Nunmehr sollen beide Fliegen mit einem Schlag getroffen werden: 20 Klassen des Großbauvorhabens — die je 36 Schüler fassen sollen — stehen für Schüler der 5. bis 8. Schulstufe zur Verfügung, Hauptschüler und Untermittelschüler werden also dort künftig gemeinsam unterrichtet.

Ohne den Stab über die Gesamtschule brechen zu wollen, muß doch gesagt werden, daß dieser Schulbau nicht unkritisch hingenommen werden darf. Nicht die Tatsache, daß “hr und neuer Schulraum gesohnffen wird, soll kritisiert werden, sondern die Tatsache, daß durch die Namensgebung für diesen Schulbau die Schulreform psychologisch prä-judiziert wird.

Der Schulbau selbst ist — wie gesagt — zu begrüßen, denn auch Wien leidet unter chronischem Schulraummangel. Ja es ist sogar so, daß heute viele Schulen der Bundeshauptstadt infolge der überfüllten Klassenzimmer den erforderlichen Sicherheitsbestimmungen nicht mehr entsprechen. Schulen, deren Stiegenhaus feuerpolizeilich beispielsweise für 500 Schüler zugelassen ist, die aber derzeit an die 800 Schüler aufnehmen, sind keine Seltenheit.

Es ist nur zu hoffen, daß der Sicherheit beim Gesamtschulbau ein gebührender Platz eingeräumt wurde: Denn für diese Schule sind insgesamt 40 Klassen projektiert, was bei voller Ausnützung des Raumes nahezu 1500 Schülern entspricht.
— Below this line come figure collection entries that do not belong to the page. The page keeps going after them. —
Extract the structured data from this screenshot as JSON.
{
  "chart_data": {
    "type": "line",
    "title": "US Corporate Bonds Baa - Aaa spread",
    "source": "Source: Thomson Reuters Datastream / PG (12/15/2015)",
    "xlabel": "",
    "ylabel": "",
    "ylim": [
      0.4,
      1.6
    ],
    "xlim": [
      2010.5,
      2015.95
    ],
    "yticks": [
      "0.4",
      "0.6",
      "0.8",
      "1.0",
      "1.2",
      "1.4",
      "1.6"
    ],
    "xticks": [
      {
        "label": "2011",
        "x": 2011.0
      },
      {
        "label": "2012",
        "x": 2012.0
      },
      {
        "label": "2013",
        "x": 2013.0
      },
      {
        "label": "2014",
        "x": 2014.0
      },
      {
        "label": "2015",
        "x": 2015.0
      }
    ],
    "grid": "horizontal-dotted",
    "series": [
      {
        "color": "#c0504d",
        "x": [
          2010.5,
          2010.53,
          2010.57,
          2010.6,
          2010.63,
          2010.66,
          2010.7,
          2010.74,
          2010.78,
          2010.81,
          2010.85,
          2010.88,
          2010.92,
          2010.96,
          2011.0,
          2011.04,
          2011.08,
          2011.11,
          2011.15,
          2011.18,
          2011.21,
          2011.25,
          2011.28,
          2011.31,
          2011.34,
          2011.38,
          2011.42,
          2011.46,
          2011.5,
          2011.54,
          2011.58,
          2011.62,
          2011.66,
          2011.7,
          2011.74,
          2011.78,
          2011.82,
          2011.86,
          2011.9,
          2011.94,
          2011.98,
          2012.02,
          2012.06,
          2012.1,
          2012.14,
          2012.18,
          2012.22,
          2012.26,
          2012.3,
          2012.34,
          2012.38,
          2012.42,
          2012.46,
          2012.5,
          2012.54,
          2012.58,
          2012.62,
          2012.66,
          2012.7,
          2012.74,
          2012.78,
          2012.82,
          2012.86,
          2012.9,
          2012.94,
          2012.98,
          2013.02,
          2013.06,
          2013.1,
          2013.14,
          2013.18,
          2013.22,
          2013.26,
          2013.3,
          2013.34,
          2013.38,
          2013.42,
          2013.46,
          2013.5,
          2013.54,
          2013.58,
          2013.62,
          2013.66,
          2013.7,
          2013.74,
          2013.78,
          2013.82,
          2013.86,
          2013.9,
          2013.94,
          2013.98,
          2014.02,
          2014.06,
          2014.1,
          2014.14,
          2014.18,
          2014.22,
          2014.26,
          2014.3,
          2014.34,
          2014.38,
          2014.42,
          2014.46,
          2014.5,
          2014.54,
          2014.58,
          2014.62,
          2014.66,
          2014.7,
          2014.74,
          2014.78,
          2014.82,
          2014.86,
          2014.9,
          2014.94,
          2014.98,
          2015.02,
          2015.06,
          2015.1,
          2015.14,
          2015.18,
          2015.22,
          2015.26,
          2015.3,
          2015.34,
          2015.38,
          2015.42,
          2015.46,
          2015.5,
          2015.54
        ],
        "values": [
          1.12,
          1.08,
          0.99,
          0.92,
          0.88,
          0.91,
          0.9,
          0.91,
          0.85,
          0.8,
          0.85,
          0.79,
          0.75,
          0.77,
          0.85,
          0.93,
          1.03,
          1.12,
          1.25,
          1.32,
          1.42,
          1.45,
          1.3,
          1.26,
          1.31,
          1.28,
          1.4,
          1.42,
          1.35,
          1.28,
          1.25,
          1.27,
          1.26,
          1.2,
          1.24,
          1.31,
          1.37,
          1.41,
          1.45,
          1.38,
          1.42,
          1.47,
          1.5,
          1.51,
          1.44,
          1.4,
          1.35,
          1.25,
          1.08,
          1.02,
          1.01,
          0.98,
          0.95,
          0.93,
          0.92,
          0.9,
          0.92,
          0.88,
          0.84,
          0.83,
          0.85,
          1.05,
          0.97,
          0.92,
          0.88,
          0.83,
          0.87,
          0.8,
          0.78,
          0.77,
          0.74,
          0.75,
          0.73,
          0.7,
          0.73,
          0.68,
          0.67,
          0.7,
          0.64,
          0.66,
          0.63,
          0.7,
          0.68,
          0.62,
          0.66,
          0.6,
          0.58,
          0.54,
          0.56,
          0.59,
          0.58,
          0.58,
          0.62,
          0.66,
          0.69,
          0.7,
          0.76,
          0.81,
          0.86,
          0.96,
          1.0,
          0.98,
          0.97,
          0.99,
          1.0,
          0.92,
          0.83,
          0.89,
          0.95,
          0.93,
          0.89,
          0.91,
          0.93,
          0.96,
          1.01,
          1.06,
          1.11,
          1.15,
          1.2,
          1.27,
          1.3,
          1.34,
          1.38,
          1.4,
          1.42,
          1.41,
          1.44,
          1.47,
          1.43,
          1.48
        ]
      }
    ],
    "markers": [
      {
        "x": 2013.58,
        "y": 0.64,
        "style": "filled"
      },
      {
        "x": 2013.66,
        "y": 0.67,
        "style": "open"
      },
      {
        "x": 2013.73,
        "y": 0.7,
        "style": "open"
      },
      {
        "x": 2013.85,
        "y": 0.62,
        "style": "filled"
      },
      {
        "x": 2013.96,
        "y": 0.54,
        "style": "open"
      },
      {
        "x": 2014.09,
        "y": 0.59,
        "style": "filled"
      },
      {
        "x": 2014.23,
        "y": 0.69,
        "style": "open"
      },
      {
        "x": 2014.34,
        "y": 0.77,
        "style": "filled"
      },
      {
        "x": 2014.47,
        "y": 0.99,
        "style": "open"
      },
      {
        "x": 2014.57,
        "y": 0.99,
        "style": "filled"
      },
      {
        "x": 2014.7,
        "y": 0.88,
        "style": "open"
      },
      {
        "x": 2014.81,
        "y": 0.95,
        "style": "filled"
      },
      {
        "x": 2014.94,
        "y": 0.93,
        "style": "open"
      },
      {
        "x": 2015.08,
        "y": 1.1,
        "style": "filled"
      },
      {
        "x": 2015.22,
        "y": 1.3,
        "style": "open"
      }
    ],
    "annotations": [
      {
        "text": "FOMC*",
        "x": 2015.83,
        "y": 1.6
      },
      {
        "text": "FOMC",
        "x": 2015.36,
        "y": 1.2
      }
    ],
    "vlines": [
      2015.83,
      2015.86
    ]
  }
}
Eine solche Monsterschule ist allerdings auch nicht das, was die Pädagogen zu Begeisterung veranlaßt, man spricht im Gegenteil sogar auch in Kreisen des Wiener Stadtschulrates von einem „pädagogischen Unsinn“. Will man das Leben in der Schule und damit den Kontakt zwischen Schülern und Lehrern einerseits sowie zwischen Lehrern und Schulleitung anderseits effektiv gestalten, so sicherlich nicht durch derartige „Bildungsfabriken“.

Diese Überlegungen — auch wenn sie eigentlich in einer Zeit der Schulreform bei Neubauten eher baulich Berücksichtigung finden sollten als eine Gesamtschule — scheinen aber die verantwortlichen „Bildungsherren“ nicht angestellt zu haben. Ein ähnliches Projekt — nur ohne den Hinweis „Gesamtschule“ — läuft nämlich auch im 21. Wiener > Gemeindebezirk auf vollen Touren.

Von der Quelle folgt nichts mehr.